È chiaro a tutti che la sospensione dell’incredulità
richiesta è altissima. In the Earth propone una sfida alla quale si può
scegliere di stare o non stare. Passato al vaglio di una visione che cerca
logica e coerenza ad ogni costo, il film di Wheatley può essere smontato pezzo
per pezzo (e fatto a pezzi) in un secondo. Perché Martin e Alma, quando
possono, non scappano? Possono davvero fidarsi così tanto del loro ultimo
incontro fatto nel bosco? Possibile che siano così ingenui? E la passione per
la ricerca scientifica davvero può giustificare tutto fino a questo punto, visto
che Martin rimane nella foresta con un piede semi-amputato e un paio di
cuciture sulle braccia? Domande che è meglio non farsi, che non bisogna farsi.

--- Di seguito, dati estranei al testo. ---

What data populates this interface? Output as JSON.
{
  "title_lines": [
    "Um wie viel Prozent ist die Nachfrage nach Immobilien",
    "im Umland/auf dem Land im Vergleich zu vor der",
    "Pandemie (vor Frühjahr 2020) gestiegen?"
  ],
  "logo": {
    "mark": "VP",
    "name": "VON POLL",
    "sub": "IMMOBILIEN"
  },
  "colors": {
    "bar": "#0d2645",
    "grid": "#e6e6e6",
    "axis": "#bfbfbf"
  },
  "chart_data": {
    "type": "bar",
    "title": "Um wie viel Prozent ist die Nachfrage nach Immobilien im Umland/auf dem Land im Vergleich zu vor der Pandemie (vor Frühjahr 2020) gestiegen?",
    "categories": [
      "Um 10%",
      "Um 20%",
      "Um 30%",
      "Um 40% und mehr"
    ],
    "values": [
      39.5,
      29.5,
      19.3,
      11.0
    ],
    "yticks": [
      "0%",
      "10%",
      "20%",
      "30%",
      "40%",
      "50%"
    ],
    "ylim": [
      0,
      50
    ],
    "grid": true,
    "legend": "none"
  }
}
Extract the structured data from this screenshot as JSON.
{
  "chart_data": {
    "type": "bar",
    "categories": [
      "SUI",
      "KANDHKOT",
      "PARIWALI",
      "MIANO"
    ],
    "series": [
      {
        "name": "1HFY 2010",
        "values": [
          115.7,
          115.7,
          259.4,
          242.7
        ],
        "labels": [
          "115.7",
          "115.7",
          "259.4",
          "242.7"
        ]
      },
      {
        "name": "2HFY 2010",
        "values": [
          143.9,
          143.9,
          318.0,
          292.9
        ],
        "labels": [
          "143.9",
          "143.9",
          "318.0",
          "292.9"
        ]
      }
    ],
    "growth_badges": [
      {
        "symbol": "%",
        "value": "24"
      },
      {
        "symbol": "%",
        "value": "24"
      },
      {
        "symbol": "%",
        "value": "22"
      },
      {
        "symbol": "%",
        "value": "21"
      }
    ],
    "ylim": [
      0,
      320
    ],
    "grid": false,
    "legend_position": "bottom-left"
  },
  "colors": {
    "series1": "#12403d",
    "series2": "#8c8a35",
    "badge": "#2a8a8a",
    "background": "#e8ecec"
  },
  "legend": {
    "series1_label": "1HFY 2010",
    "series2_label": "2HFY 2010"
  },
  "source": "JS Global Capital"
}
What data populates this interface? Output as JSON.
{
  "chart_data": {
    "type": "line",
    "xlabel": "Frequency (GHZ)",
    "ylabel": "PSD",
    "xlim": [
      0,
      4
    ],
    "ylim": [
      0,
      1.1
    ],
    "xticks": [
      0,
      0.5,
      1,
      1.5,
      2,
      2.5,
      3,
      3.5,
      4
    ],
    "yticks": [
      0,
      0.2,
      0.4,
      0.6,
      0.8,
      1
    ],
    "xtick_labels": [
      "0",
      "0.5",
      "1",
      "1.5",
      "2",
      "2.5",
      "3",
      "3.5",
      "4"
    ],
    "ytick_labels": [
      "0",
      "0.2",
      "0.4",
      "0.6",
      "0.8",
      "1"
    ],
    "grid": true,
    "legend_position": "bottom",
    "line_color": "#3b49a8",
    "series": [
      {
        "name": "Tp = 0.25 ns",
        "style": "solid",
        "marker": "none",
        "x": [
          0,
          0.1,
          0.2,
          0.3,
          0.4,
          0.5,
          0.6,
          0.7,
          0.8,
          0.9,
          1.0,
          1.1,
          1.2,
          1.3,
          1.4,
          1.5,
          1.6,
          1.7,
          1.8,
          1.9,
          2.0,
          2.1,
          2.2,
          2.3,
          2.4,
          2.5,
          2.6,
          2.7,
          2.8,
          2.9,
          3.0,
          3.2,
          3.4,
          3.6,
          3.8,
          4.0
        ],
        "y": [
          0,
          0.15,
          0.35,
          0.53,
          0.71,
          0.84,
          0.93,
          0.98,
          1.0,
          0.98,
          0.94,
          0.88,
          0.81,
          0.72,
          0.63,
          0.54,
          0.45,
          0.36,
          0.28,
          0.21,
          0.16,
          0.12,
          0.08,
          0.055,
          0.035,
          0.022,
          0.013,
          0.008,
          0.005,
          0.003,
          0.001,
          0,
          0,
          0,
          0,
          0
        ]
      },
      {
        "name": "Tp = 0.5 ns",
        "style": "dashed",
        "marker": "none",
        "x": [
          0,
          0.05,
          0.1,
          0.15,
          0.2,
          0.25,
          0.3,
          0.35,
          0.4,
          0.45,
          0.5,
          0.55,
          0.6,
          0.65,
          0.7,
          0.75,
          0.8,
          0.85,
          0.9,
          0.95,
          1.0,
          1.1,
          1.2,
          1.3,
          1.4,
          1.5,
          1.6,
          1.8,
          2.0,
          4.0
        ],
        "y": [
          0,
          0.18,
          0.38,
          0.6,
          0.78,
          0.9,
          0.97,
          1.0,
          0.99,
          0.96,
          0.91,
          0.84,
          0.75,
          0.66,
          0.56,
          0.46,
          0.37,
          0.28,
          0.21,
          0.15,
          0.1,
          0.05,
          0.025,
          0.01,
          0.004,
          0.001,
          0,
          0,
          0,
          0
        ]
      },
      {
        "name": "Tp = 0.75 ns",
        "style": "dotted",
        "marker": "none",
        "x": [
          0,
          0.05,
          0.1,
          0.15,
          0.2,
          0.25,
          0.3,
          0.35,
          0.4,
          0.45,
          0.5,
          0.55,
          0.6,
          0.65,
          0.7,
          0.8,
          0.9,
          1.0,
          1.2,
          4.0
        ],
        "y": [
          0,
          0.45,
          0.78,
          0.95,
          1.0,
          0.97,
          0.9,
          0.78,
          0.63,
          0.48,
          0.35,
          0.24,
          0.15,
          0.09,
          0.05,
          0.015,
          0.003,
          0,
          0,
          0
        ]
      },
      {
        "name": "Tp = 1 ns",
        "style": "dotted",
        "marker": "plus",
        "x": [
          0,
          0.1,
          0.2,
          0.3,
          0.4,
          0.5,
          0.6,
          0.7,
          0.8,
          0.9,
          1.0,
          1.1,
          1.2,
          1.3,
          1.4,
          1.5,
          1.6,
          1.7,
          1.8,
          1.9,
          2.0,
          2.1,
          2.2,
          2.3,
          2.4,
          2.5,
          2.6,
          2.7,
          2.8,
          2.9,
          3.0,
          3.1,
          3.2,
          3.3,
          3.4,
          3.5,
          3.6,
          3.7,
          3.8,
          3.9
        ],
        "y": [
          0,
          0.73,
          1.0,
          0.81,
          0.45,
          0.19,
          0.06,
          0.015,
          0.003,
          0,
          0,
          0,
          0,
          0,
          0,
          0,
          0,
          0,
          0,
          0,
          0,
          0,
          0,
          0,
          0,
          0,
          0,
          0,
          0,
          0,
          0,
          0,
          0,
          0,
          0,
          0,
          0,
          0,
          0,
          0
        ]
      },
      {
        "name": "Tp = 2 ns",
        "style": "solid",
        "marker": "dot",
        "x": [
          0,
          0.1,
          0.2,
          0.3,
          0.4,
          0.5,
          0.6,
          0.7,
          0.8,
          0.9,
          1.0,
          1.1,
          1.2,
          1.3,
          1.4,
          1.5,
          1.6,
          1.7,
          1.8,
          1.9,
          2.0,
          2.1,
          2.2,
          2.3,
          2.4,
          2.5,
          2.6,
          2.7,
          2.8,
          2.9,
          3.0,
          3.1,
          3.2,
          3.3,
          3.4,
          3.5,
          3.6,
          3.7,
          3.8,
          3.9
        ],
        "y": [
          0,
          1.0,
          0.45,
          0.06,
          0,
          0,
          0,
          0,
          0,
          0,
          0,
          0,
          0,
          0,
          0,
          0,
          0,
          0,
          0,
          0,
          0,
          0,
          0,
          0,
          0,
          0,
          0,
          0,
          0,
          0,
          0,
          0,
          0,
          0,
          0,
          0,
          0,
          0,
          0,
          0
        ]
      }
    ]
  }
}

Perché lo spettacolo proposto da Wheatley, ancorché ammorbidito da sottili
notazioni ironiche e autoironiche, è più intelligente dei nostri insormontabili
scrupoli di realismo e credibilità.
Girando in pochi giorni e con mezzi limitati, Ben Wheatley è
dunque capace di proporre un’opera caratterizzata da una frastornante
alternanza tra realismo e barocco. In the Earth è il prodotto di un immaginario
e di uno sguardo cinematografico decisamente originali, che possono anche
respingere l’adesione dello spettatore. Prendere o lasciare. Resta comunque il
dato di un cinema che dal genere affonda verso stratificate riflessioni. Cinema
che affonda nella terra, nelle radici di un lontano rapporto preculturale tra
Uomo e Natura. Scuote, incolla alla poltrona, spaventa, stordisce. Può essere
respingente, ma è indubbiamente un cinema vivace. La vivacità sta nelle idee.